En Inde, la filiale indienne de SolarinBlue, dirigée par Kapil Sharma, a d’ores et déjà sécurisé un permis pour une centrale de 1 MW en Inde et y développe un second projet pilote. « En parallèle, nous travaillons sur un projet de 5 MW dans les eaux européennes », avance Antoine Retailleau. Pour financer son expansion, la jeune société, qui a sécurisé de 2,5 millions d’euros de financements grâce à l’apport de ses investisseurs historiques et de subventions publiques et privées, prévoit une levée de fonds « prochainement », sans en dévoiler davantage.

Objectif : 50 €/MWh en 2030

En termes économiques, l’objectif de l’entreprise est d’atteindre un prix de production de l’électricité de 120 euros/ MWh dans deux ans et autour des 50 euros/MWh en 2030, grâce à la montée en échelle de ses parcs photovoltaïques et à sa courbe d’apprentissage. « Avec notre solution, nous visons notamment les zones insulaires, où les prix de l’électricité avoisinent les 250 à 300 euros/MWh et où l’électricité est bien souvent produite à partir de groupes électrogènes au diesel ou au fioul », souligne Aurélien Croq. D’autant que son impact visuel nul dès 3 kilomètres rend possible le déploiement des parcs offshore à proximité des sites touristiques. La technologie pourrait aussi trouver des synergies avec les parcs éoliens en mer pour mutualiser le raccordement.

SolarinBlue entend donc se positionner sur le marché encore jeune du photovoltaïque en haute mer, où différentes approches technologiques sont actuellement expérimentées. En mars dernier, un consortium belge a ainsi dévoilé son concept de plateforme offshore. De son côté, la société OceanSun développe une membrane sur laquelle seraient apposés les panneaux photovoltaïques, une solution présentant un LCOE très faible. « Nous avons fait le choix de nous situer entre les deux, remarque Antoine Retailleau. Les plateformes offshore représentent selon nous des coûts de CAPEX importants et ne permettent pas d’atteindre des niveaux de rentabilité intéressants.
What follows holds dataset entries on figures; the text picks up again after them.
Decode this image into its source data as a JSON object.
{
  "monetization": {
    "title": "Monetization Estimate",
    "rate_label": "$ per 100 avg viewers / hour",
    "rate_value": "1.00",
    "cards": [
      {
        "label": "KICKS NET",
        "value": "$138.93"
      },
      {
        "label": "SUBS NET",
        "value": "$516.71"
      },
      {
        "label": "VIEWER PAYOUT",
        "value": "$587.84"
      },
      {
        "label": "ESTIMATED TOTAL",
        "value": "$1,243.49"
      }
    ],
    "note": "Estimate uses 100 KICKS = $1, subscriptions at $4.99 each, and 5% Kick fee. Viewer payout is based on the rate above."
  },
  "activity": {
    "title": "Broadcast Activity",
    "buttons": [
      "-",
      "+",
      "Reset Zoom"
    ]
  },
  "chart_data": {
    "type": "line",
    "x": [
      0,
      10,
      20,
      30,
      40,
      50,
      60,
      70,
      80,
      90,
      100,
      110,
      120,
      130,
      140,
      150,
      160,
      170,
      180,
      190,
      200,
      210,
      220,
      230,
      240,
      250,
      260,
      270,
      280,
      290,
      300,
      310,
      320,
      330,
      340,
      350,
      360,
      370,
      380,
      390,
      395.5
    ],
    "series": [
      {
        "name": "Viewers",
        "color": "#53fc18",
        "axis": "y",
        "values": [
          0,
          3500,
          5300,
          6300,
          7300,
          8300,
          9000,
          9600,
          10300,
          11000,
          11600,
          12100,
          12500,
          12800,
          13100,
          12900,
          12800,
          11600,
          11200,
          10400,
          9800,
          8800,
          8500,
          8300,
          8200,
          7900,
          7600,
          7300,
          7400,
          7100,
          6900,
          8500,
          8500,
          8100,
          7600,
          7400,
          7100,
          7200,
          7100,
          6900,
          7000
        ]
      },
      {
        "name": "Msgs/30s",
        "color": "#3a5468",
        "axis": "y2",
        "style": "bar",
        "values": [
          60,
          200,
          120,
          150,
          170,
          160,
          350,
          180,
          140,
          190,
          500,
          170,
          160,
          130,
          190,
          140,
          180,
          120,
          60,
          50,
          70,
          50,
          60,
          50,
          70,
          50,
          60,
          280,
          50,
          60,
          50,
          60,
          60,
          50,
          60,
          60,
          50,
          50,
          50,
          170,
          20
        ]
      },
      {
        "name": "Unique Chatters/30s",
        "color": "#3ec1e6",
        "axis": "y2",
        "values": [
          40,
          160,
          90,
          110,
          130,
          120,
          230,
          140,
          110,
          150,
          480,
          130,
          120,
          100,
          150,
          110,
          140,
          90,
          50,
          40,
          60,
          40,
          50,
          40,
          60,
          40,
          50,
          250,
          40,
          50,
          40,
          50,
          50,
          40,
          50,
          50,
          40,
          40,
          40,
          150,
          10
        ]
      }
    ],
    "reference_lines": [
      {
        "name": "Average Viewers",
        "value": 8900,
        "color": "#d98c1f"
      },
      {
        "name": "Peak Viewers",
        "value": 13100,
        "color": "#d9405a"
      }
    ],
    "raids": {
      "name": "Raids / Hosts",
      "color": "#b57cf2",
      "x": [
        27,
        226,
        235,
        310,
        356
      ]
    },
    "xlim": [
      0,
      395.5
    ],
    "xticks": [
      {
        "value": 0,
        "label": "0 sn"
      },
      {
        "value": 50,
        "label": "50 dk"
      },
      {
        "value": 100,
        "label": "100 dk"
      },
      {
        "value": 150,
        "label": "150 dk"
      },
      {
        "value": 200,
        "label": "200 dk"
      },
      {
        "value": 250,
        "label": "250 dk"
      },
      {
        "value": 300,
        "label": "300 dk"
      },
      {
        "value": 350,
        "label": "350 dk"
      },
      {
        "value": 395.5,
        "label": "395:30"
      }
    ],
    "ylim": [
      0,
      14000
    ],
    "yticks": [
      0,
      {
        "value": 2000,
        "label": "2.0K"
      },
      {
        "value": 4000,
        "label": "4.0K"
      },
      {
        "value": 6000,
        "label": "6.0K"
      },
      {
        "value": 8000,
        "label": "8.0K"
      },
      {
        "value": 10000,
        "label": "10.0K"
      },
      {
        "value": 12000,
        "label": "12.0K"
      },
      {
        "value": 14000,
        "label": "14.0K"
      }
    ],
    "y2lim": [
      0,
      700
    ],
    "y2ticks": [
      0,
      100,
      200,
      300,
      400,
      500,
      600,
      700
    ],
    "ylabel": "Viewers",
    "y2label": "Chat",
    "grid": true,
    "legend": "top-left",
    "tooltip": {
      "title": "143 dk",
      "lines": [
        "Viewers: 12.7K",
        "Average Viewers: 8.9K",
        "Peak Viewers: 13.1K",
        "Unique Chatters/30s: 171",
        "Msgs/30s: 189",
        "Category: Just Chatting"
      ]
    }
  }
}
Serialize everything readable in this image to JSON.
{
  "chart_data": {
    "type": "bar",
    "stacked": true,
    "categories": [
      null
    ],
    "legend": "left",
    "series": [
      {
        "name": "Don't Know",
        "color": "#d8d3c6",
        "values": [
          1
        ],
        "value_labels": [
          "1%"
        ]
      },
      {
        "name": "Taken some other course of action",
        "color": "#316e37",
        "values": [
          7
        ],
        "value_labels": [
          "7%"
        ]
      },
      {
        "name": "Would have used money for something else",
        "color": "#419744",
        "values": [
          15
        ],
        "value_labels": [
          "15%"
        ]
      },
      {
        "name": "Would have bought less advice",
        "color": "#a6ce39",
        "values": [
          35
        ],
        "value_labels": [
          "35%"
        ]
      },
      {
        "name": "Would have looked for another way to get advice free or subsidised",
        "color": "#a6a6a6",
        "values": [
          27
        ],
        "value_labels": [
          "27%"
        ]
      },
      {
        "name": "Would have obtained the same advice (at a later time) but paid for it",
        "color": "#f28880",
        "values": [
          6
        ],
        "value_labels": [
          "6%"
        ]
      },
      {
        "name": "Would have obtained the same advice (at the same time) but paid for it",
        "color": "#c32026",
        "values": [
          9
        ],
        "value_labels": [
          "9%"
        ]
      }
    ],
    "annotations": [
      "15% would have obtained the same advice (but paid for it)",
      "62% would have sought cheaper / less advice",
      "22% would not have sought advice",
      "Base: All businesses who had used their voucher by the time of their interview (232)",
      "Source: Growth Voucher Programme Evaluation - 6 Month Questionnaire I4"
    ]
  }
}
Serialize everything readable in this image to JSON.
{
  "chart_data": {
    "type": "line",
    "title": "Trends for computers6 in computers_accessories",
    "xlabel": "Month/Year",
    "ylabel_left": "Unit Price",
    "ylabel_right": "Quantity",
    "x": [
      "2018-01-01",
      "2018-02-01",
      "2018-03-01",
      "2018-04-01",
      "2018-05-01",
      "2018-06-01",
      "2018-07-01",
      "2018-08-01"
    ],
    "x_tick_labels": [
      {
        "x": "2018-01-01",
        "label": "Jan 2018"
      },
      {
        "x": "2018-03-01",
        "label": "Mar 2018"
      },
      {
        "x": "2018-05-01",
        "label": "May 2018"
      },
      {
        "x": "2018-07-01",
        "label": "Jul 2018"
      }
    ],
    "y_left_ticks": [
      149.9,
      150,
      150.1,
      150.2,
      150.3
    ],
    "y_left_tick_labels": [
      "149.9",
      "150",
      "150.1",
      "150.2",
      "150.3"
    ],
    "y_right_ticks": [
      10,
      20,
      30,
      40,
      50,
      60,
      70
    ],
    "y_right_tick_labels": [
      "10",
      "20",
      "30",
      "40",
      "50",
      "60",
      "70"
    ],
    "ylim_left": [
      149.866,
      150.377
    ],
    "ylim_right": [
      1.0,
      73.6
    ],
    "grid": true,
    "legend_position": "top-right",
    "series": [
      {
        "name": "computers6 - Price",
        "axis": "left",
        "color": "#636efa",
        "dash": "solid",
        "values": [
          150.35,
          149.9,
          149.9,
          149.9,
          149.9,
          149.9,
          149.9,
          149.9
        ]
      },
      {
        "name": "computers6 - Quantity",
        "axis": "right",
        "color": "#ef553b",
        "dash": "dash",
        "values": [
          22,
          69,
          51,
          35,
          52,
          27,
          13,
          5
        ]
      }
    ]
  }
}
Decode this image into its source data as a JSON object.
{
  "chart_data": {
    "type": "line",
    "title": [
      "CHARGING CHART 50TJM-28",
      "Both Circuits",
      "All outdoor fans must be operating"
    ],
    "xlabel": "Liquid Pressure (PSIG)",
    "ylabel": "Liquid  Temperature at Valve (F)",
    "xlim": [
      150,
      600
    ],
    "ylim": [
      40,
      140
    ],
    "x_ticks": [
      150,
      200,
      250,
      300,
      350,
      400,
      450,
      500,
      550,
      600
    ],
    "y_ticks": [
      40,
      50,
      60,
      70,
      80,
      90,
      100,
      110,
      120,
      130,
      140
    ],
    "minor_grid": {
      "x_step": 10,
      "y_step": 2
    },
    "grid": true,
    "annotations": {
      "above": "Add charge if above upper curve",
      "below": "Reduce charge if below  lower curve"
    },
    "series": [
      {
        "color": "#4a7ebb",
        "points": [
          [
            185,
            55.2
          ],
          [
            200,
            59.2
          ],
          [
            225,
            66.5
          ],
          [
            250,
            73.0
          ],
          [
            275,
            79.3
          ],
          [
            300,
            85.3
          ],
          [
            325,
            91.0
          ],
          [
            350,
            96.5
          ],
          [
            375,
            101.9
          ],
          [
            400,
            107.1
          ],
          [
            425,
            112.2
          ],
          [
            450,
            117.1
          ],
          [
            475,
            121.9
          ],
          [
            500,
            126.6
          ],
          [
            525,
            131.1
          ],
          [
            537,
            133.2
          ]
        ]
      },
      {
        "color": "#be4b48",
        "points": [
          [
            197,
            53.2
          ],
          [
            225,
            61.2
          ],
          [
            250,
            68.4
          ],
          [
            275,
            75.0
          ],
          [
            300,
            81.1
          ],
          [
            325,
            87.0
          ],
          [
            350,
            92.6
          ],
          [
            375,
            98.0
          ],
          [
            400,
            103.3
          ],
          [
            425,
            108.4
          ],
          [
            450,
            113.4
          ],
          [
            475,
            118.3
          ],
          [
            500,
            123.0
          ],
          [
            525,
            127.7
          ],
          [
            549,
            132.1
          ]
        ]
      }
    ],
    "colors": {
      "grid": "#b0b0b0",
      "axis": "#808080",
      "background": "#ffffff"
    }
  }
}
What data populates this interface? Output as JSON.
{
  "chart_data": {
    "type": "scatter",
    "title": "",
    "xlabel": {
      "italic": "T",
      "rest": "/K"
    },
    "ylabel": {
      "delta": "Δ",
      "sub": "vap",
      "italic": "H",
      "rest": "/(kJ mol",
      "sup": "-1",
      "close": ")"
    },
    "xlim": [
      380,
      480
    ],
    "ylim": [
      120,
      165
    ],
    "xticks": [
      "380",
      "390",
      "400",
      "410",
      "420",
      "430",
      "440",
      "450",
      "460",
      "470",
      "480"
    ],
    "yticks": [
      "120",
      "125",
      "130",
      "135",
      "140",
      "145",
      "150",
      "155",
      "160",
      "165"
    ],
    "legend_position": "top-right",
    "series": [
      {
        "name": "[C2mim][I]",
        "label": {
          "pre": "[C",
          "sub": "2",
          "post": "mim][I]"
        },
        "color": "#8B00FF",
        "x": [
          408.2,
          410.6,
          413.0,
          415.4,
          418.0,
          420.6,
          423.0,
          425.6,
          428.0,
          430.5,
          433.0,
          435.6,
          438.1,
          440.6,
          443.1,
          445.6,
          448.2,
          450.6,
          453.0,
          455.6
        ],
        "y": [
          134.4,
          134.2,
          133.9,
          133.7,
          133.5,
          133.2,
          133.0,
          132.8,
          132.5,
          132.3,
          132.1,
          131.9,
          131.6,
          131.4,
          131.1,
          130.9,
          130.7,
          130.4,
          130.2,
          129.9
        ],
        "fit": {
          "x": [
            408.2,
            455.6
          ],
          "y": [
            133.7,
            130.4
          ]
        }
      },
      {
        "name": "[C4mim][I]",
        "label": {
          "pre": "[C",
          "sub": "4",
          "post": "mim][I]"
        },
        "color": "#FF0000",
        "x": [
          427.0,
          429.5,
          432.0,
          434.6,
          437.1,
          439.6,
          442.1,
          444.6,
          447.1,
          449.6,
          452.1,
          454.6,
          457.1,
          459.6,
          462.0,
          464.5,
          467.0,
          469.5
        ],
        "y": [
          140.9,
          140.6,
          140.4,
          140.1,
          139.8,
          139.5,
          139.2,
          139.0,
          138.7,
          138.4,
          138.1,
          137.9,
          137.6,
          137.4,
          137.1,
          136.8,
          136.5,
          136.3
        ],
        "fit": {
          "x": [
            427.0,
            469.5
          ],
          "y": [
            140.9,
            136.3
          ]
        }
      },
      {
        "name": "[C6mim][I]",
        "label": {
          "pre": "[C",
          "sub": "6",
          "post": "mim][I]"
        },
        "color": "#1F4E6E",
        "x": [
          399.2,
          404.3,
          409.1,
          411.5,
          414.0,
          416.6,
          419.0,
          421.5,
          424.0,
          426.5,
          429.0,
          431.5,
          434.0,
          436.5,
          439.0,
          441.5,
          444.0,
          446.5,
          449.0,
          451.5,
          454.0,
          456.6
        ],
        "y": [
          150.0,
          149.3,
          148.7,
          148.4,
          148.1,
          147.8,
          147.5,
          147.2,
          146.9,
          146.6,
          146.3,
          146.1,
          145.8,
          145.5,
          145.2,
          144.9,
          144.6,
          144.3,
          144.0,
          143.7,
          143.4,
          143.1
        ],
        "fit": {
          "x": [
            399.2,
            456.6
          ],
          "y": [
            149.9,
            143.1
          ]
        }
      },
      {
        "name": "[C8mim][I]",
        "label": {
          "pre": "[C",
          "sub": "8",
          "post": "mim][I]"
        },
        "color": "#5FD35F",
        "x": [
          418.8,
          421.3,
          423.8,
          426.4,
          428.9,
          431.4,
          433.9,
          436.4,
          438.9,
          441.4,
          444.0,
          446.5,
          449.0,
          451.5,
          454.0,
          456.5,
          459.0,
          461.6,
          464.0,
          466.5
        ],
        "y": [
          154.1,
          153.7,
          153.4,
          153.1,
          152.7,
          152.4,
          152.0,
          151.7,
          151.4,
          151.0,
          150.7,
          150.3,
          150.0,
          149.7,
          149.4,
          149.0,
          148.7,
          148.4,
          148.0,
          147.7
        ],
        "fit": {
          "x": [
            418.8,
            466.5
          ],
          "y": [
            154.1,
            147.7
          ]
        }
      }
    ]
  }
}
Par ailleurs, contrairement aux membranes, nous avons fait le choix de surélever les panneaux, car c’est la solution qui perturbe le moins l’écosystème marin marine : sur une ferme offhore d’un GW, sur 1 hectare, nos études prospectives montrent que la structure laisse passer 40 % de la lumière jusqu’à l’eau ». D’ailleurs, SolarinBlue travaille actuellement à l’intégration de panneaux photovoltaïques bifaciaux pour profiter de la réflexion de la lumière sur l’eau.